CHAPTER VI.
ANTON MESCAL STRIKES.
Roland Packard had fancied he might be forced to destroy the original oilskin envelope in removing the message from it, and for that reason he had secured a duplicate. When he succeeded in getting the message out without destroying the original envelope, he decided that the best thing to do was to place the blank paper in that same envelope, as the clean newness of the other might betray the trick. Then he was seized by a desire to put the message in the other envelope and copy as accurately as possible the writing upon it, which he did.
The villainous student chuckled gleefully as he thought how his brother had been deceived.
“I have the message safe in my pocket,” he muttered, “while Oll is taking the fake to Merriwell. But must I give up this genuine article in order to get the five hundred from Mescal?”
He was not at all pleased by the thought. In fact, he quickly decided not to give up the message, if he could help it. He set to thinking the matter over, and it was not long before he had decided on his course of action. He left the club-room and skulked away to his own room, taking care to attract as little attention as possible.

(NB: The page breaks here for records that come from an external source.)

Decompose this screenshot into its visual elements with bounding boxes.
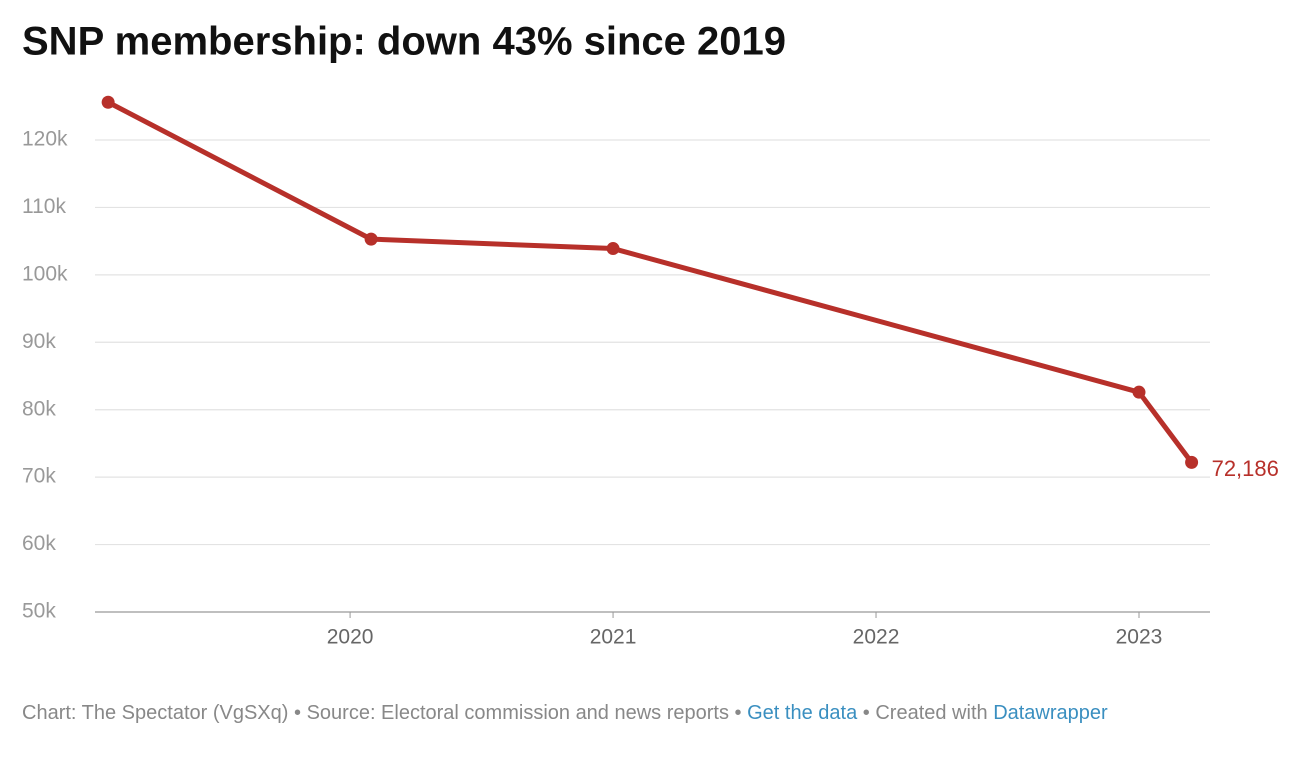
footer: Chart: The Spectator (VgSXq) • Source: E… bbox=[22, 702, 1108, 725]
separator: • bbox=[862, 702, 870, 724]
point bbox=[1185, 455, 1199, 469]
separator: • bbox=[294, 702, 302, 724]
x-tick-label: 2020 bbox=[327, 626, 374, 649]
x-tick-label: 2021 bbox=[590, 626, 637, 649]
y-tick-label: 110k bbox=[22, 195, 66, 218]
point bbox=[364, 232, 378, 246]
chart: SNP membership: down 43% since 2019 50k 6… bbox=[22, 20, 1279, 649]
y-tick-label: 120k bbox=[22, 128, 68, 151]
value-label: 72,186 bbox=[1212, 456, 1279, 481]
y-tick-label: 90k bbox=[22, 330, 56, 353]
line bbox=[106, 100, 1194, 464]
chart-title: SNP membership: down 43% since 2019 bbox=[22, 20, 786, 64]
point bbox=[1132, 385, 1146, 399]
x-tick-label: 2022 bbox=[853, 626, 900, 649]
y-tick-label: 50k bbox=[22, 600, 56, 623]
y-tick-label: 60k bbox=[22, 532, 56, 555]
data-link[interactable]: Get the data bbox=[747, 702, 858, 724]
point bbox=[606, 242, 620, 256]
y-tick-label: 70k bbox=[22, 465, 56, 488]
y-tick-label: 80k bbox=[22, 397, 56, 420]
point bbox=[101, 95, 115, 109]
credit: Chart: The Spectator (VgSXq) bbox=[22, 702, 289, 724]
source: Source: Electoral commission and news re… bbox=[306, 702, 729, 724]
y-tick-label: 100k bbox=[22, 262, 68, 285]
made-with: Created with bbox=[875, 702, 988, 724]
separator: • bbox=[734, 702, 742, 724]
tool-link[interactable]: Datawrapper bbox=[993, 702, 1108, 724]
x-tick-label: 2023 bbox=[1116, 626, 1163, 649]
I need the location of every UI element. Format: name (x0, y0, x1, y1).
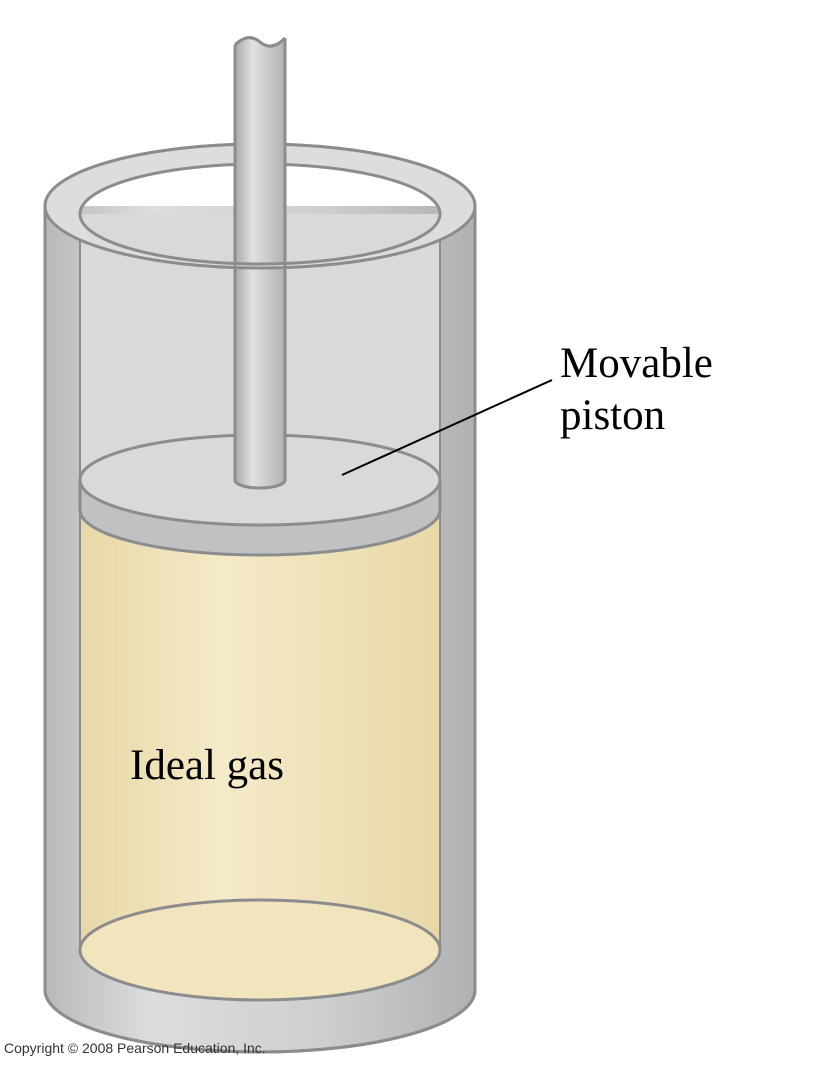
piston-label-line1: Movable piston (560, 340, 713, 439)
copyright-content: Copyright © 2008 Pearson Education, Inc. (4, 1040, 266, 1056)
piston-diagram: Movable piston Ideal gas Copyright © 200… (0, 0, 823, 1080)
rod-over-rim (235, 130, 285, 210)
gas-label-text: Ideal gas (130, 742, 284, 789)
piston-label: Movable piston (560, 338, 713, 441)
gas-bottom (80, 900, 440, 1000)
copyright-text: Copyright © 2008 Pearson Education, Inc. (4, 1040, 266, 1056)
diagram-svg (0, 0, 823, 1080)
gas-label: Ideal gas (130, 740, 284, 792)
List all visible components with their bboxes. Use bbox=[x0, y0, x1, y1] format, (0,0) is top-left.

The following morning Roland secured another oilskin envelope. Knowing Oliver would be off to the exercises of the day, he sought his own room and prepared the envelope there.
When he came out the seniors, in caps and gowns, were assembling at the chapel, into which a crowd of visitors was flowing.
“Merriwell will be there in all his glory!” muttered Packard to himself. “He will be the cynosure of all eyes. Oh, he’ll feel proud and fine, but little he’ll dream that it is my hand that will send him forth from Yale a pauper.”
The chapel was thronged with visitors when the exercises began, and Packard was right in thinking that Merriwell would be the center of attraction.
In the meantime Packard had sought Anton Mescal, whom he finally found in a room at the Tontine. Mescal had a bottle of wine on the table at his elbow, and was smoking a Spanish cigarette. His face was flushed and his eyes gleamed wolfishly when Roland entered. He did not rise, but regarded the student grimly.